3. 3 Fill in the method-specific inputs: Darcy's Law needs Q, i, and A. Constant head needs V, L, A, t, and Delta h. Falling head needs a, L, A, t, h1, and h2.
4. 4 Watch the validity hint: The result panel includes a method-specific note about the published validity range.

With d10 = 0.0001 m, n = 0.3, and water at 20 C, keep Kozeny-Carman and read the primary output. To compare against a constant-head test, switch the method and enter V, L, A, t, and Delta h from the lab sheet.

Once K is known, an infiltration basin or trench design usually moves into a retention-time check, and Hydraulic Retention Time Calculator handles the volume-over-flow step that follows.

The calculator trims three steps that usually slow down a soil-flow estimate: unit conversion, formula selection, and output reporting.

• • Seven methods in one tool: Kozeny-Carman, Darcy's Law, constant head, falling head, Hazen, Breyer, and USBR without re-entering values into separate sheets.
• • Side-by-side output units: K appears in m/day, m/s, and ft/day at the same time for SI lab notebooks or U.S. customary design reports.
• • Built-in validity hints: Each method returns a short note about the published grain-size and uniformity range.
• • Compatible with sieve and lab inputs: The same form accepts grain diameters in meters, measured discharge in m^3/s, and head changes in meters.
• • Useful for coursework and design review: Students can pair the empirical result with a lab or field measurement, and engineers can sanity-check a third-party study.

These benefits compound: a hydraulic conductivity calculator that returns the result in three units and flags the validity range saves the time usually spent re-keying into a spreadsheet.

When the soil K feeds into a biological treatment design rather than a drainage design, Wastewater Calculator takes the same K plus flow into the activated-sludge F/M and SVI checks.

K is sensitive to several physical factors. Knowing which factors move the result the most helps decide how to interpret the calculator output.

• • Empirical formulas are calibrated against specific soils. Using them outside the published grain-size and uniformity range can shift the result by orders of magnitude.
• • The calculator assumes a single-phase fluid at constant temperature and does not model density-driven or reactive flow.

If the calculation supports a design, the next step is almost always a lab test or field pump test before the empirical number is trusted.

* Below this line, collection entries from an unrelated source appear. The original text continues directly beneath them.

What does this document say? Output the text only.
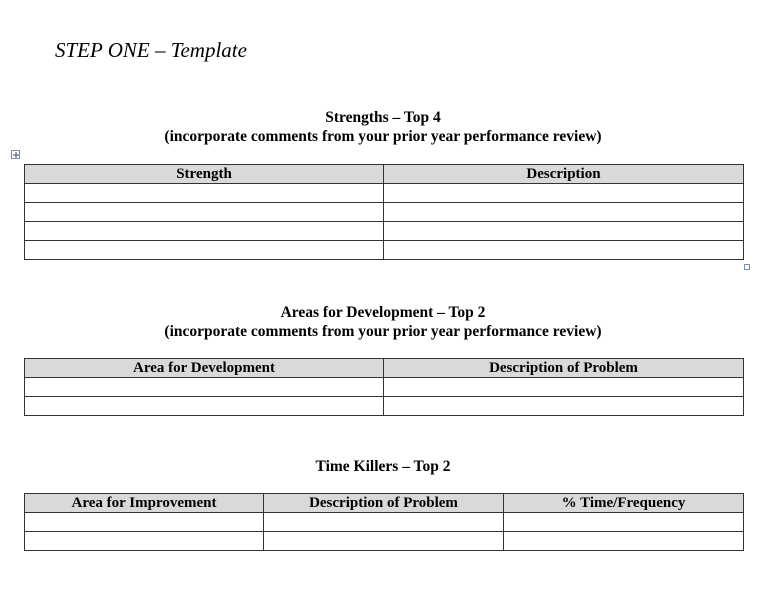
STEP ONE – Template
Strengths – Top 4
(incorporate comments from your prior year performance review)
Strength	Description

Areas for Development – Top 2
(incorporate comments from your prior year performance review)
Area for Development	Description of Problem

Time Killers – Top 2
Area for Improvement	Description of Problem	% Time/Frequency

According to U.S. Geological Survey, empirical grain-size equations such as Hazen, Kozeny-Carman, Breyer, and the U.S. Bureau of Reclamation form a calibration family with published grain-size and uniformity ranges that should be matched to the soil under test.

Once K and the hydraulic gradient i are both known, Velocity Calculator converts them into a Darcy velocity for the early conceptual flow estimate.